Police chief says see-saw government policy is endangering rule of law

Portrait of national police chief Erik Akerboom
Erik Akerboom. Photo: Ministry of Defence
Portrait of national police chief Erik Akerboom
Erik Akerboom. Photo: Ministry of Defence

National police chief Erik Akerboom has slammed the government for not being consistent towards the police, which, he says, is endangering the rule of law.

Akerboom said in an interview with the Volkskrant that cutbacks under one cabinet and ad-hoc plans for more finance and staff under the next are destabilising the rule of law and enabling drugs criminality to thrive.

He said a recent proposal by justice minister Ferd Grapperhaus following the murder of lawyer of Derk Wiersum to form a specialised anti-drugs unit was ‘a good idea in itself’ but that a team of 300 or 400 people is not going to make a difference if not part of a broader approach.
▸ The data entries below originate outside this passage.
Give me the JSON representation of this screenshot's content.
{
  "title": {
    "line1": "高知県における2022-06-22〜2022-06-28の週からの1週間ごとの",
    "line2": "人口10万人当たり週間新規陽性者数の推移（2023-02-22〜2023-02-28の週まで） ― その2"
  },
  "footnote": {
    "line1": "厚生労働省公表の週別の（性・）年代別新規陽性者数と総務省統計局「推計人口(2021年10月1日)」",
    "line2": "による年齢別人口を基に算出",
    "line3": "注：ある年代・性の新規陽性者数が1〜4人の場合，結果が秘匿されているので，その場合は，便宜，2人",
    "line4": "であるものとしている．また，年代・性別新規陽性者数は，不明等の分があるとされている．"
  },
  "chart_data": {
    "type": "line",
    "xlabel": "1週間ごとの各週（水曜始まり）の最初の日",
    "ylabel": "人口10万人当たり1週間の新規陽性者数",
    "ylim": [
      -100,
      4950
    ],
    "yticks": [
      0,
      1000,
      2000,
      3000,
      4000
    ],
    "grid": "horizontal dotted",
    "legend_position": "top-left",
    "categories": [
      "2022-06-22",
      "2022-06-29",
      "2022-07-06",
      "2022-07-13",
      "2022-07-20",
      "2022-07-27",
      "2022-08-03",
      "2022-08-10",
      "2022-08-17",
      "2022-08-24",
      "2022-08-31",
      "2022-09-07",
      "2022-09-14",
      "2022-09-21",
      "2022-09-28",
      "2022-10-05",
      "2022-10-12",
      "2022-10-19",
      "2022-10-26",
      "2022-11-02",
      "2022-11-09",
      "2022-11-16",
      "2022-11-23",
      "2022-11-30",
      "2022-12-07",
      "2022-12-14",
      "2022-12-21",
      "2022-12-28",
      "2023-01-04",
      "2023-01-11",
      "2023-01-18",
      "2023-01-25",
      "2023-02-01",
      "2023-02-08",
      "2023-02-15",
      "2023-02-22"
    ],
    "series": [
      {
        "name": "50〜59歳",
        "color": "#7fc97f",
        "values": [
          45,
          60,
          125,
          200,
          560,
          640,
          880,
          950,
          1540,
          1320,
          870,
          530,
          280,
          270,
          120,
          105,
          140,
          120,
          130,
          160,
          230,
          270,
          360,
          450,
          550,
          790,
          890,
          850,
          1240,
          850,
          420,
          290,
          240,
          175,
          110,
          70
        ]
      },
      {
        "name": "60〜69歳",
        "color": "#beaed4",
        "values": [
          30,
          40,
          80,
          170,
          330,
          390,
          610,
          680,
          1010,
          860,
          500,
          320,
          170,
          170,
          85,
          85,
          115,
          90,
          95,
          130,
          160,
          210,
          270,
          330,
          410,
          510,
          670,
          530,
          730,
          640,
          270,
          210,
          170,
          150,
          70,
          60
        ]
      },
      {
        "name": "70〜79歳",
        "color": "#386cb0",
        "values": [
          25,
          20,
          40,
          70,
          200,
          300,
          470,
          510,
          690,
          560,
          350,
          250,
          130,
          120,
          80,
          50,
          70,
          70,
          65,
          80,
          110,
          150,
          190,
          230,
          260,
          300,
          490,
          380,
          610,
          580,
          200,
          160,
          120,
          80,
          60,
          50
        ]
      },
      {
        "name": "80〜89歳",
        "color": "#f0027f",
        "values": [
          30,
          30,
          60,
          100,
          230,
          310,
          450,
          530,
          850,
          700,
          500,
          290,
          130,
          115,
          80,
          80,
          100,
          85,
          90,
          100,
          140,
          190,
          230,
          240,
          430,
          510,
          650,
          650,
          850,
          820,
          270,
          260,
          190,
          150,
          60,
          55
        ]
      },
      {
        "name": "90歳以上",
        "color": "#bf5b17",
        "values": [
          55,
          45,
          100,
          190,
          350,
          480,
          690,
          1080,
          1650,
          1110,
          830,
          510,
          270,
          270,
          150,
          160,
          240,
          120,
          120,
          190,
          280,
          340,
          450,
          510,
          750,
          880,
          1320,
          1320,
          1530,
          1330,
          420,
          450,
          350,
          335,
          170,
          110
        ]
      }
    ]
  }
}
Other parties which, Akerboom said, ‘have looked away for too long’, such as youth care, the real estate sector, transport and the finance ministry, must tackle the problem with the same urgency and for the long term.
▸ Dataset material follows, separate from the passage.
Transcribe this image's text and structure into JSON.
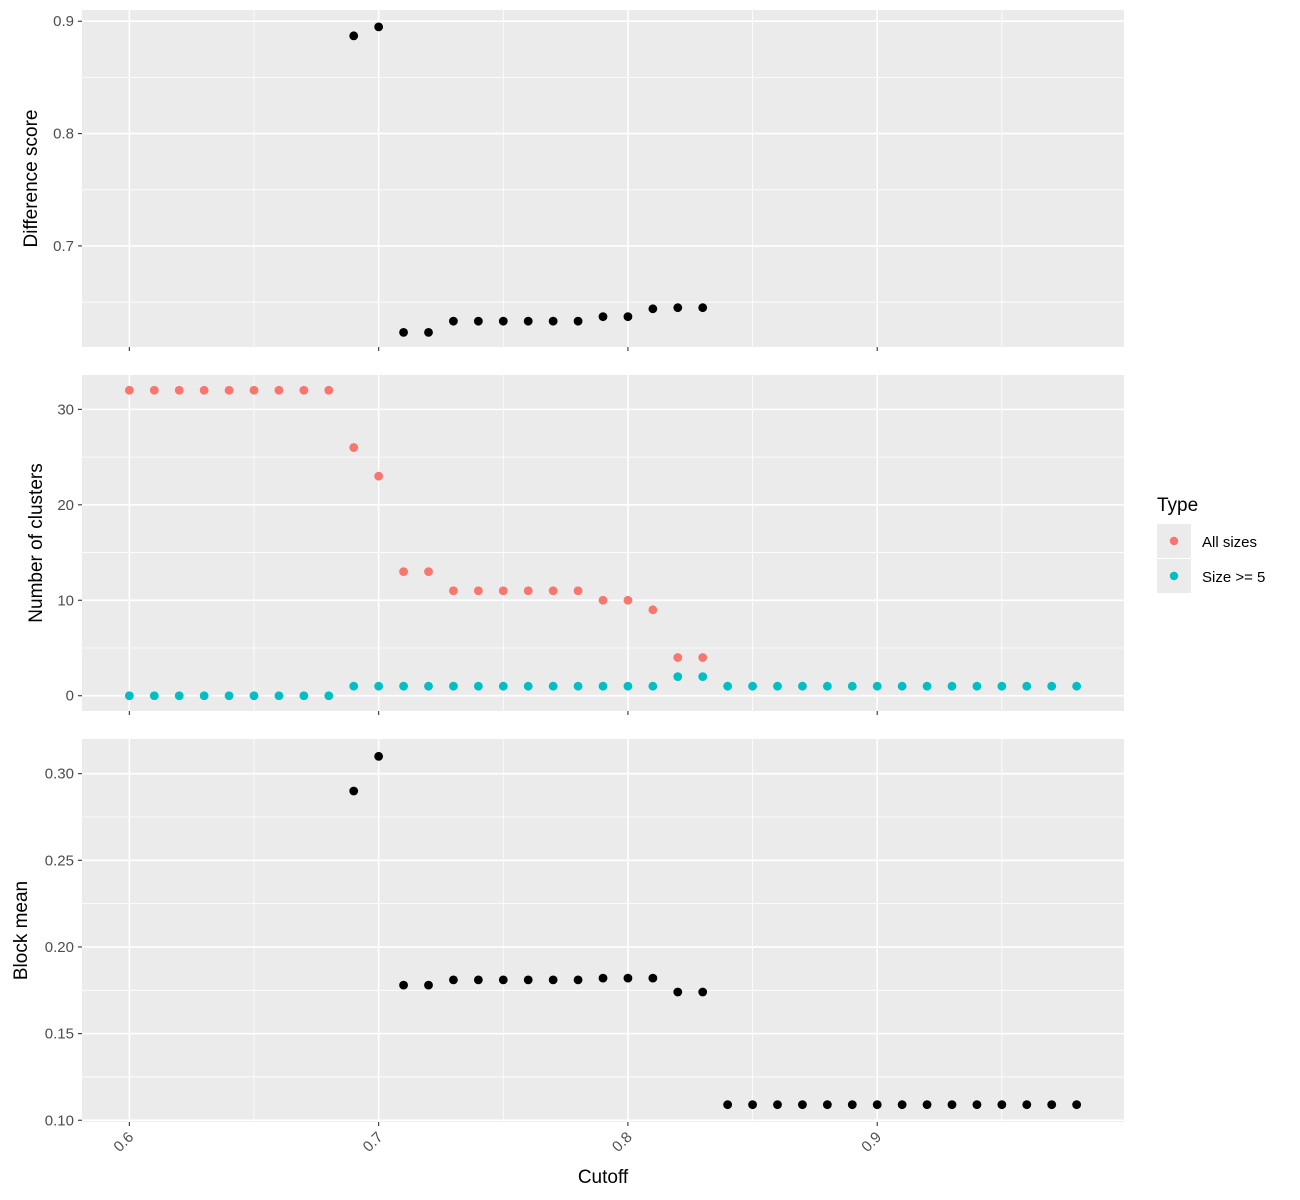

Akerboom stressed the importance of policemen being able to build relationships with the people in their environment which is threatened by an ad-hoc policy of hiring and firing.

‘When I took the job three years ago I was told to scrap 3,000 jobs. Earlier this year the message was that a 1,000 more staff had to be recruited within a year. Then I had to find another 1,000 plus 300 or 400 for a new anti drugs team, plus extra security staff and more people to handle migration. That is simply impossible. It takes time and training. People need to build relationships with people in the environment they work in,’ Akerboom told the paper.

According to Akerboom one of the reasons drugs criminality in the Netherlands has grown to the extent it was labelled a narco state, is because stable, intelligence networks cannot be built in neighbourhoods if one policy follows another. Other neighbourhood related facilities have suffered cutbacks to, he said, and that meant that youngsters at risk of recruitment by drugs gangs dropped under the police radar.

‘I would wish a cabinet for the Netherlands which clearly states what it will do to finance the state of law in the long term. Ad-hoc policies may be the way to run a company but it is not the way to run the state of law.’

Privacy

The police chief also called for more freedom for police to access more data, something that is now being prevented by stringent privacy laws.

‘Privacy laws are a big problem. We noticed more car hire companies in places in Zuid-Holland where ecstasy was being produced,’ he said.

‘The cars were being used to transport the drugs, so we wanted the companies to tell us who were hiring the cars. But that is against privacy rules. If the police can’t be exempt from these rules in extreme situations then things get very difficult for us. It’s something we must talk about with the justice ministry,’ Akerboom told the paper.